How to Write a Nursing Dissertation
By Maria Kielmas
, last updated March 13, 2012
Collegiate nursing programs require students to produce a dissertation, usually in their final year of study. The length and type of the dissertation depends on the academic level of the diploma or degree, and the college or university in question. It can range between a 3,000 to 6,000-word literature review on a given topic to a 200-page account and analysis of original experimental research.
The dissertation topic must be of special interest to the student and part of the research interest of faculty members who will supervise and examine the work. The research and writing must be completed within a strict period and be appropriate for the student's skills. A student with limited mathematical or statistical skills should not choose a topic that requires an extensive quantitative analysis. Experiments require a supply of human volunteers, even for simple tests, and in many cases access to laboratory facilities.
Outdated or discredited research and plagiarism are serious risks for new dissertation writers. A student must conduct preliminary research to understand the current state of knowledge on a chosen subject. A topic such as “cosmetic surgery” must be narrowed to matters such as aftercare, self-esteem issues or traumas associated with reconstructive surgery.
The optimal length for a dissertation title should be between seven and 15 words. The lower the academic level of the dissertation, the shorter the title. An original and outstanding dissertation may be published later as an academic paper with a long title.
The abstract is a 150- to 350-word account of the motivations, methodology and conclusions of a student's research. It is crucial to the dissertation. Readers and examiners first read the abstract and then the conclusion of any dissertation or research paper.
The introduction describes how the chosen topic emerged as an issue to be investigated. The evolution of some form of maternity care or health policy over the last four decades could be examples. The introduction must conclude with a question about an issue that the student intends to research.
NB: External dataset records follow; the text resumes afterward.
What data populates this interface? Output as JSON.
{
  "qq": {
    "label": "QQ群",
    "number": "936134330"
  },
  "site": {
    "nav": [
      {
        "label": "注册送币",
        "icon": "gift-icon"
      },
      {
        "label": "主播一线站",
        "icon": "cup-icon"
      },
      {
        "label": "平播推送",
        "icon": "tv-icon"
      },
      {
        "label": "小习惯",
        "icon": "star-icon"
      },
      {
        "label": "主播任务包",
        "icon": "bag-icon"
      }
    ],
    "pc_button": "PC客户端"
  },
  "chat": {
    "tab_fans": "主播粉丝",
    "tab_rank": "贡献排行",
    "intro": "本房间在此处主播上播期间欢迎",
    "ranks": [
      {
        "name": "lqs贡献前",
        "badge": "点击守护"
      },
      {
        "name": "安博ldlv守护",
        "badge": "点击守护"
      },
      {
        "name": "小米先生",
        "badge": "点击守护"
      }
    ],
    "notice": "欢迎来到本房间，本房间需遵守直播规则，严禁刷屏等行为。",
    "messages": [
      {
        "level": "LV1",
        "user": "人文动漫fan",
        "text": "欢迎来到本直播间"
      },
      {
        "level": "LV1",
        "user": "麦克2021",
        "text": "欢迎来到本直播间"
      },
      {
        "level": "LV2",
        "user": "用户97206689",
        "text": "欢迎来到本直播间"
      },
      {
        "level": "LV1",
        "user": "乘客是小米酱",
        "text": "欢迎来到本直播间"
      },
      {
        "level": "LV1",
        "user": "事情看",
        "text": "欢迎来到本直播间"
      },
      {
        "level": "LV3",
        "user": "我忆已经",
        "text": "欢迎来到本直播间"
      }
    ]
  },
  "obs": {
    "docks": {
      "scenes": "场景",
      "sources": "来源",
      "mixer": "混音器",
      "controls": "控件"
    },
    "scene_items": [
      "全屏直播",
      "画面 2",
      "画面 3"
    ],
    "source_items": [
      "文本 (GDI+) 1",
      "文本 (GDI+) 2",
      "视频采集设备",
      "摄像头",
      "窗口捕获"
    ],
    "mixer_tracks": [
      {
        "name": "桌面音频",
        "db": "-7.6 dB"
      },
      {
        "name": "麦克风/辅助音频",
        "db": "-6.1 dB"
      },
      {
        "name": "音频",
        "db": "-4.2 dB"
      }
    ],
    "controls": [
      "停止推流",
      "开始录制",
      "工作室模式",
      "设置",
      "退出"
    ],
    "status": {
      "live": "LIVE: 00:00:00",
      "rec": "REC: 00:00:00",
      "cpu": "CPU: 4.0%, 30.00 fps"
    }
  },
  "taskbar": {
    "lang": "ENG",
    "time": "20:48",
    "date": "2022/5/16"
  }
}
The literature review analyzes academic and professional publications on the student's chosen topic. If the dissertation consists of a literature review alone, it must be preceded by the abstract and introduction, and closed with a discussion, conclusion and bibliography.
The methodology section describes how a student gathered information and data from experiments. The student must disclose the age and full health background of any volunteers. There should be a full account of data recording and analysis, and an explanation of how the student reached any value judgments about the reliability or veracity of the data.
A graphic presentation of experimental results together with a short explanation is the best format in the results section of a dissertation. It makes the dissertation look professional and easier to read.
The discussion is the heart of the dissertation. The student must pose the question asked in the introduction and provide a clear reasoning about how the experimental results led to a conclusion. Students should avoid a single block of text and break up the account into separate paragraphs.
The conclusion is a presentation of the answer to the topic question posed in the introduction. It must provide a justification of how the preceding discussion led to the conclusion. The student must indicate issues that were not resolved and suggest directions for future inquiry.
References and Bibliography
Full references to all material consulted should appear in the body of the dissertation in the name of an author and date of publication. The bibliography is a list of all sources. The academic institution usually stipulates a particular reference format that is to be used.
Any help that a student has received should be listed in the acknowledgements section. This includes the academic supervisor, library or hospital staff, friends and family.